ERIC Number: ED231538
Record Type: RIE
Publication Date: 1983-Mar
Reference Count: 0
Affect and Deed: Developmental Changes in Infant Communication.
Adamson, Lauren B.; Bakeman, Roger
Prior to expressing language, infants have mastered many means for engaging in referential communication with others. This contention can be supported by reference to (1) developmental changes in the attentional structure of communication and (2) infants' use of affective expressions as they begin to master referential communication. In an effort to document communication development in infants 6 to 18 months of age, over 56 hours of videotapes were made in the homes of 28 subjects. Infants were observed in three playing conditions: alone, with mother, and with a familiar same-age peer. Three coding schemes were formulated to describe infant expressions, document infant attention, and detail the mother's actions. Results of coding focusing on infant attention and affect indicate that, regardless of the infant's partner, affective expressions become increasingly shorter with age, and coordinated joint engagement (an attention state in which the infant shares a mutual object-focus with a partner and attends to that partner's interpersonal moves) is achieved quite late in infancy.
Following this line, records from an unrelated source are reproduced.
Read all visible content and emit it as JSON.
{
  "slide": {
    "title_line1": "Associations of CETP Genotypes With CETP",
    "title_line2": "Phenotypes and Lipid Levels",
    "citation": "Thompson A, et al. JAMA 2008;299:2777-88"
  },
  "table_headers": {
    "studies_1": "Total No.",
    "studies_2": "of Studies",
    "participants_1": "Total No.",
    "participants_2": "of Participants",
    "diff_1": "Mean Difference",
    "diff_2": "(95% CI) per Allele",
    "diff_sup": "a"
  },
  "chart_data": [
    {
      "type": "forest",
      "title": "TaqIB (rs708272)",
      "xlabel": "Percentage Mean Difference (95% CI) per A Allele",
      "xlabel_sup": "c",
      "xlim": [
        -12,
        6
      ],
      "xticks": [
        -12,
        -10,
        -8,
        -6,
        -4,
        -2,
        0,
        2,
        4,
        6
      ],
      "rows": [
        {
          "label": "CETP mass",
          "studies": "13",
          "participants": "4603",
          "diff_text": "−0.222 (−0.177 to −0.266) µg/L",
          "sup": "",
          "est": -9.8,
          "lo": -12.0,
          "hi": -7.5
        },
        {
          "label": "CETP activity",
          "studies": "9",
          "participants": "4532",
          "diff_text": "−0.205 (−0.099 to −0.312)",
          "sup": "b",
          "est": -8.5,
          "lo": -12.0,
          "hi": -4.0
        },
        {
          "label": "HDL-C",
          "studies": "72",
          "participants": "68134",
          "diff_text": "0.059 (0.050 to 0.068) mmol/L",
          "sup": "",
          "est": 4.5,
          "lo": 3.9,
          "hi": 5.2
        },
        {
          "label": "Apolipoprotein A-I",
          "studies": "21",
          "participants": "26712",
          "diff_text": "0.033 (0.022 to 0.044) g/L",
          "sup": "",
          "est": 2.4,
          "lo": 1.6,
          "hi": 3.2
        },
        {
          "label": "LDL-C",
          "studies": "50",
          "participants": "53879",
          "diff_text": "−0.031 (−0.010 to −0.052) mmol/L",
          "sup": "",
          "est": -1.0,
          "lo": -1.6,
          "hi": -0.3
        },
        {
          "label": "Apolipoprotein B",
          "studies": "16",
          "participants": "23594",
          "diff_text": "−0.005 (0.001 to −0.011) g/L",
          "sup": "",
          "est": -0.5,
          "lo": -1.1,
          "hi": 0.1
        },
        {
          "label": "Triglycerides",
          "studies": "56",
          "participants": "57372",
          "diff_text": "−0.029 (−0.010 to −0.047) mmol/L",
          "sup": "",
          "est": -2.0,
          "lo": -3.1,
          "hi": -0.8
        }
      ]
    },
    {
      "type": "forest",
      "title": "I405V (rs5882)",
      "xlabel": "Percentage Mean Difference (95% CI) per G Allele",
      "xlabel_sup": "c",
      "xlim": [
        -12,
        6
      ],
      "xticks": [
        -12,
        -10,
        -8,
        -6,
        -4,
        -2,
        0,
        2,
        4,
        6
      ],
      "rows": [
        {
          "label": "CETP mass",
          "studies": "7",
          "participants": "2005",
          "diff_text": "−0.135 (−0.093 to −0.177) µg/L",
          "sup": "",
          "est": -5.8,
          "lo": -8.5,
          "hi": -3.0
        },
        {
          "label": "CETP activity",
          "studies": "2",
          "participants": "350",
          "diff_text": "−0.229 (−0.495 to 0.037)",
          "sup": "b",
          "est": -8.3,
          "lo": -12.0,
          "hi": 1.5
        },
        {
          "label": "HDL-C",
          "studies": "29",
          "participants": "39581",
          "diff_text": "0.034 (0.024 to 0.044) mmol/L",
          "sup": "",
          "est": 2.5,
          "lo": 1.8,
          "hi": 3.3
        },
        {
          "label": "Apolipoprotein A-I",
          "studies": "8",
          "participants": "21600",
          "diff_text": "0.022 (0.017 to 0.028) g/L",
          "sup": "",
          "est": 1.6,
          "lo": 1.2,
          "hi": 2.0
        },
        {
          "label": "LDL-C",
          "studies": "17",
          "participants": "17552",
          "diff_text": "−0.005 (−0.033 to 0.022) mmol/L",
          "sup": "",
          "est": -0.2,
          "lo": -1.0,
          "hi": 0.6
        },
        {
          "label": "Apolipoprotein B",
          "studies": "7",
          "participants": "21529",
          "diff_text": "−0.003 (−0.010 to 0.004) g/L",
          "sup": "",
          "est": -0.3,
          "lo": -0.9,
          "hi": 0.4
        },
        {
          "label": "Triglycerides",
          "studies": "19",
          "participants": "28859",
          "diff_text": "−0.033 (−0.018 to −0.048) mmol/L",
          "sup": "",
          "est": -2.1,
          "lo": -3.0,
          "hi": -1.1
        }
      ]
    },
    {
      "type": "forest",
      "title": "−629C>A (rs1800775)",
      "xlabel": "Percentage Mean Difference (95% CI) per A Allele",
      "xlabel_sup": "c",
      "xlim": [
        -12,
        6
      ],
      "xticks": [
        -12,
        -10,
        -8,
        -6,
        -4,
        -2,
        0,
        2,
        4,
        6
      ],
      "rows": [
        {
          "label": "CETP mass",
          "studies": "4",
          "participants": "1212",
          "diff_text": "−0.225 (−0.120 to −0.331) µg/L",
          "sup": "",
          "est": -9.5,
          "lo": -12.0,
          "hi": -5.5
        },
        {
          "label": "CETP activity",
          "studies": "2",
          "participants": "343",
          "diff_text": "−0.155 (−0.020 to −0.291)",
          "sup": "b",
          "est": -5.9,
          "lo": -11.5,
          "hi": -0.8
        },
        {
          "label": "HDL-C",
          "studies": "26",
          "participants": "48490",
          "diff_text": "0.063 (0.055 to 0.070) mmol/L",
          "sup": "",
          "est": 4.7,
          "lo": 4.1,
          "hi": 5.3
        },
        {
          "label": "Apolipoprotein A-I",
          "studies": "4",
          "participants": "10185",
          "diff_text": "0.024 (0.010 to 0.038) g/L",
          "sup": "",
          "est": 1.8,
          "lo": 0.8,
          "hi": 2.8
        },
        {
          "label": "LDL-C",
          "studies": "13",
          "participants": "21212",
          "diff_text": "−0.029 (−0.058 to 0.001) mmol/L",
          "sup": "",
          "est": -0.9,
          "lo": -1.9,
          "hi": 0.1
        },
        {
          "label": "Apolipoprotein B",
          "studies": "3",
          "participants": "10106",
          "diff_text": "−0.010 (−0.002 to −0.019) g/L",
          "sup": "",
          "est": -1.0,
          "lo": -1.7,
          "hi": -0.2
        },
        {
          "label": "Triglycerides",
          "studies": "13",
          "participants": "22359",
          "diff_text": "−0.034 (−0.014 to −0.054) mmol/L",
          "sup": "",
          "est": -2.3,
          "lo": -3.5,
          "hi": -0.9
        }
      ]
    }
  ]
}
These and other results are discussed. (RH)
Publication Type: Reports - Research; Speeches/Meeting Papers
Education Level: N/A
Sponsor: National Science Foundation, Washington, DC.
Authoring Institution: N/A
Identifiers: Coding; Developmental Patterns; Referential Communication
Note: Paper presented at the Annual Meeting of the Southeastern Psychological Association (Atlanta, GA, March 23-26, 1983).